A recent study compared the accuracy of stroke volume prediction during liver transplant in 34 patients using the Edwards Lifesciences EV1000 (a system that uses pulse wave analysis) compared to a deep convolutional neural network.5 The deep learning model outperformed the pulse wave analysis approach in all phases except the anhepatic phase (where comparative performance was equivocal), but most notably had drastically improved performance during reperfusion, a time of extreme hemodynamic stress during which it is arguably most important to have reliable information to care for the patient. The authors discuss previous studies that demonstrated limitations in modeling rapid cardiovascular changes, and in particular, extremes of SVR. Since the deep learning model extracted features on its own, without clinician input, it may have found hidden features important for modeling rapid and extreme physiologic changes that were too complex for more traditional pulse wave analysis technology to capture.
In vivo, many hemodynamic indices are collinear. For example, in hypovolemia, compensation occurs with increases in heart rate, contractility, and SVR, all of which may impact the accuracy of pulse wave analysis models. Furthermore, they are autocorrelated since they are time series data. Consider walking into an operating room and trying to predict the next set of vitals on the patient monitor. The provider in the room would likely be much more accurate than you because you lack memory of previous states. As individual hemodynamic features are related, often in complex and nonlinear ways specific to an individual’s unique physiology and their previous states, it is apparent that the dynamics of a fluid wave through a blood vessel may become unpredictable in abnormal physiology, or at extremes of hemodynamics when this type of monitoring becomes increasingly important. It follows that standard statistical approaches have significant limitations.
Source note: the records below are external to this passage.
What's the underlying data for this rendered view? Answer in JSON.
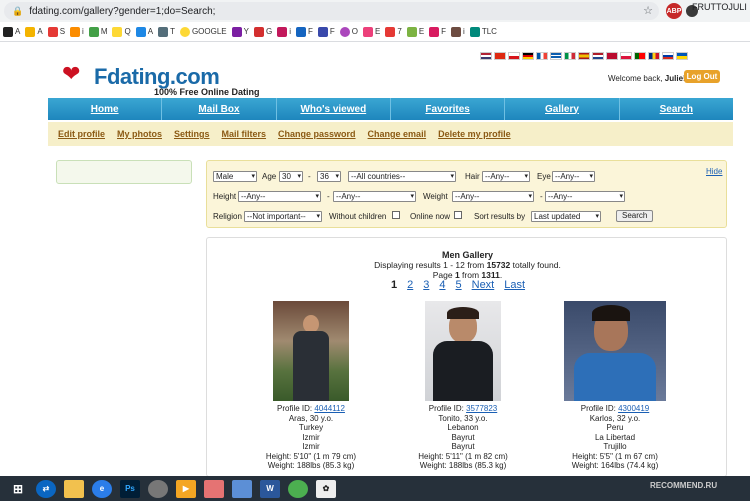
{
  "browser": {
    "url": "fdating.com/gallery?gender=1;do=Search;",
    "profile_name": "FRUTTOJULI",
    "bookmarks": [
      "A",
      "A",
      "S",
      "i",
      "M",
      "Q",
      "A",
      "T",
      "GOOGLE",
      "Y",
      "G",
      "i",
      "F",
      "F",
      "O",
      "E",
      "7",
      "E",
      "F",
      "i",
      "TLC"
    ]
  },
  "site": {
    "logo_text": "Fdating.com",
    "logo_sub": "100% Free Online Dating",
    "welcome_prefix": "Welcome back,",
    "welcome_user": "Julie",
    "welcome_suffix": "!",
    "logout": "Log Out"
  },
  "nav": [
    "Home",
    "Mail Box",
    "Who's viewed",
    "Favorites",
    "Gallery",
    "Search"
  ],
  "subnav": [
    "Edit profile",
    "My photos",
    "Settings",
    "Mail filters",
    "Change password",
    "Change email",
    "Delete my profile"
  ],
  "filters": {
    "gender": "Male",
    "age_label": "Age",
    "age_from": "30",
    "age_dash": "-",
    "age_to": "36",
    "country": "--All countries--",
    "hair_label": "Hair",
    "hair": "--Any--",
    "eye_label": "Eye",
    "eye": "--Any--",
    "hide": "Hide",
    "height_label": "Height",
    "height_from": "--Any--",
    "height_dash": "-",
    "height_to": "--Any--",
    "weight_label": "Weight",
    "weight_from": "--Any--",
    "weight_dash": "-",
    "weight_to": "--Any--",
    "religion_label": "Religion",
    "religion": "--Not important--",
    "without_children": "Without children",
    "online_now": "Online now",
    "sort_label": "Sort results by",
    "sort": "Last updated",
    "search": "Search"
  },
  "gallery": {
    "title": "Men Gallery",
    "displaying": "Displaying results 1 - 12 from ",
    "total": "15732",
    "found_suffix": " totally found.",
    "page_prefix": "Page ",
    "page_current": "1",
    "page_mid": " from ",
    "page_total": "1311",
    "page_end": ".",
    "pages": [
      "1",
      "2",
      "3",
      "4",
      "5",
      "Next",
      "Last"
    ],
    "profiles": [
      {
        "id_label": "Profile ID:",
        "id": "4044112",
        "name_age": "Aras, 30 y.o.",
        "country": "Turkey",
        "region": "Izmir",
        "city": "Izmir",
        "height": "Height: 5'10\" (1 m 79 cm)",
        "weight": "Weight: 188lbs (85.3 kg)"
      },
      {
        "id_label": "Profile ID:",
        "id": "3577823",
        "name_age": "Tonito, 33 y.o.",
        "country": "Lebanon",
        "region": "Bayrut",
        "city": "Bayrut",
        "height": "Height: 5'11\" (1 m 82 cm)",
        "weight": "Weight: 188lbs (85.3 kg)"
      },
      {
        "id_label": "Profile ID:",
        "id": "4300419",
        "name_age": "Karlos, 32 y.o.",
        "country": "Peru",
        "region": "La Libertad",
        "city": "Trujillo",
        "height": "Height: 5'5\" (1 m 67 cm)",
        "weight": "Weight: 164lbs (74.4 kg)"
      }
    ]
  },
  "watermark": "RECOMMEND.RU",
  "colors": {
    "nav": "#1e86bd",
    "subnav_bg": "#f6efc9",
    "logo": "#1a6aa8",
    "logout": "#e8a22a"
  }
}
The nonlinearities observed in pulse wave arrival time and other plethysmography features are likely a consequence of the dynamic interplay between stroke volume and SVR, which requires artificial intelligence to fully capture. Thus, major improvements in diagnostic ability may be achieved by the use of machine learning in pulse wave analysis. This is particularly true at extremes of CO, SVR, and preload, when traditional pulse wave analysis becomes unreliable. The machine learning approach, uniquely equipped to capture complex nonlinearities in hemodynamic variables, may significantly enhance our understanding of human physiologic responses and our ability to monitor noninvasively.
The authors declare no competing interests.